Well, what they've done so far doesn't inspire confidence that Gillick's regime will be any different than Ed Wade's. Let's hope small sample size is the culprit (while we hold back our real doubts that much of this new talent lacks, well, talent).

Here's what the pitchers have given us:

Tom Gordon 5.2 1.59 1.06 7/3
Arthur Rhodes 4.0 2.25 1.75 4/3
Ryan Franklin 7.0 5.14 1.29 2/4
Julio Santana 5.0 10.80 1.60 2/3

And the hitters:

Aaron Rowand 46 0.326 0.380 0.500
Abraham Nunez 16 0.188 0.188 0.250
Sal Fasano 14 0.071 0.133 0.286
David Dellucci 11 0.091 0.091 0.182
Alex Gonzalez 8 0.000 0.000 0.000

It was conventional wisdom among intelligent Phillies fans that Ed Wade did a pretty good job at assembling top-notch starting talent but had lots of trouble filling in the missing pieces around the edges. OK, "lots of trouble" is generous; he sucked at it.

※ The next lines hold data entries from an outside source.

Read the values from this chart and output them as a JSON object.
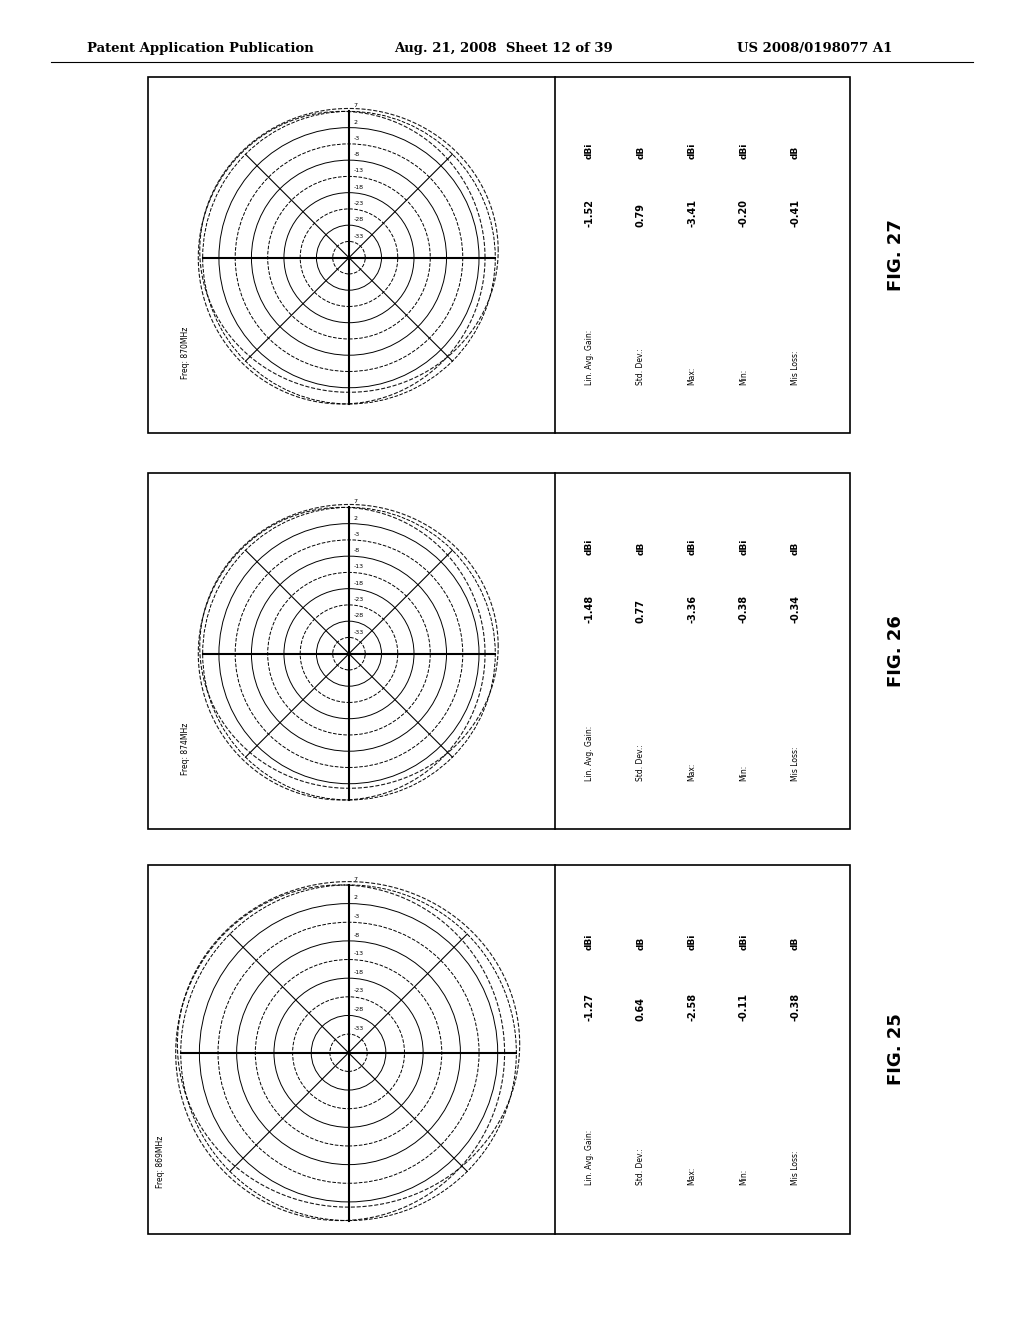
{
  "header_left": "Patent Application Publication",
  "header_mid": "Aug. 21, 2008  Sheet 12 of 39",
  "header_right": "US 2008/0198077 A1",
  "figures": [
    {
      "fig_label": "FIG. 27",
      "freq_label": "Freq: 870MHz",
      "values": [
        "-1.52",
        "0.79",
        "-3.41",
        "-0.20",
        "-0.41"
      ],
      "units": [
        "dBi",
        "dB",
        "dBi",
        "dBi",
        "dB"
      ],
      "labels": [
        "Lin. Avg. Gain:",
        "Std. Dev.:",
        "Max:",
        "Min:",
        "Mis Loss:"
      ]
    },
    {
      "fig_label": "FIG. 26",
      "freq_label": "Freq: 874MHz",
      "values": [
        "-1.48",
        "0.77",
        "-3.36",
        "-0.38",
        "-0.34"
      ],
      "units": [
        "dBi",
        "dB",
        "dBi",
        "dBi",
        "dB"
      ],
      "labels": [
        "Lin. Avg. Gain:",
        "Std. Dev.:",
        "Max:",
        "Min:",
        "Mis Loss:"
      ]
    },
    {
      "fig_label": "FIG. 25",
      "freq_label": "Freq: 869MHz",
      "values": [
        "-1.27",
        "0.64",
        "-2.58",
        "-0.11",
        "-0.38"
      ],
      "units": [
        "dBi",
        "dB",
        "dBi",
        "dBi",
        "dB"
      ],
      "labels": [
        "Lin. Avg. Gain:",
        "Std. Dev.:",
        "Max:",
        "Min:",
        "Mis Loss:"
      ]
    }
  ],
  "ring_labels": [
    "7",
    "2",
    "-3",
    "-8",
    "-13",
    "-18",
    "-23",
    "-28",
    "-33"
  ],
  "num_rings": 9,
  "bg_color": "#ffffff"
}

The above charts make me worry that Gillick has the same problem. Gordon, Rhodes, and Rowand, key parts to the 2006 Phillies, have been quite good so far. However, the complementary parts to the starters and frontline relievers have been dreadful: Nunez has lived down to his career numbers; Fasano has been bewilderingly bad at the plate and hasn't shown much in CERA to make up for it; Dellucci and Gonzalez have had limited playing time but have stunk in their few at-bats; Franklin impressed in his first few outings but then was terrible in losing one game and then almost blowing another in Atlanta; and Santana has played the part of early-2005 Tim Worrell quite well.

Championship teams have great frontline talent, but they also have a good supporting cast. Early season play indicates that Gillick has supplemented the former but so far, like his predecessor, blown the latter.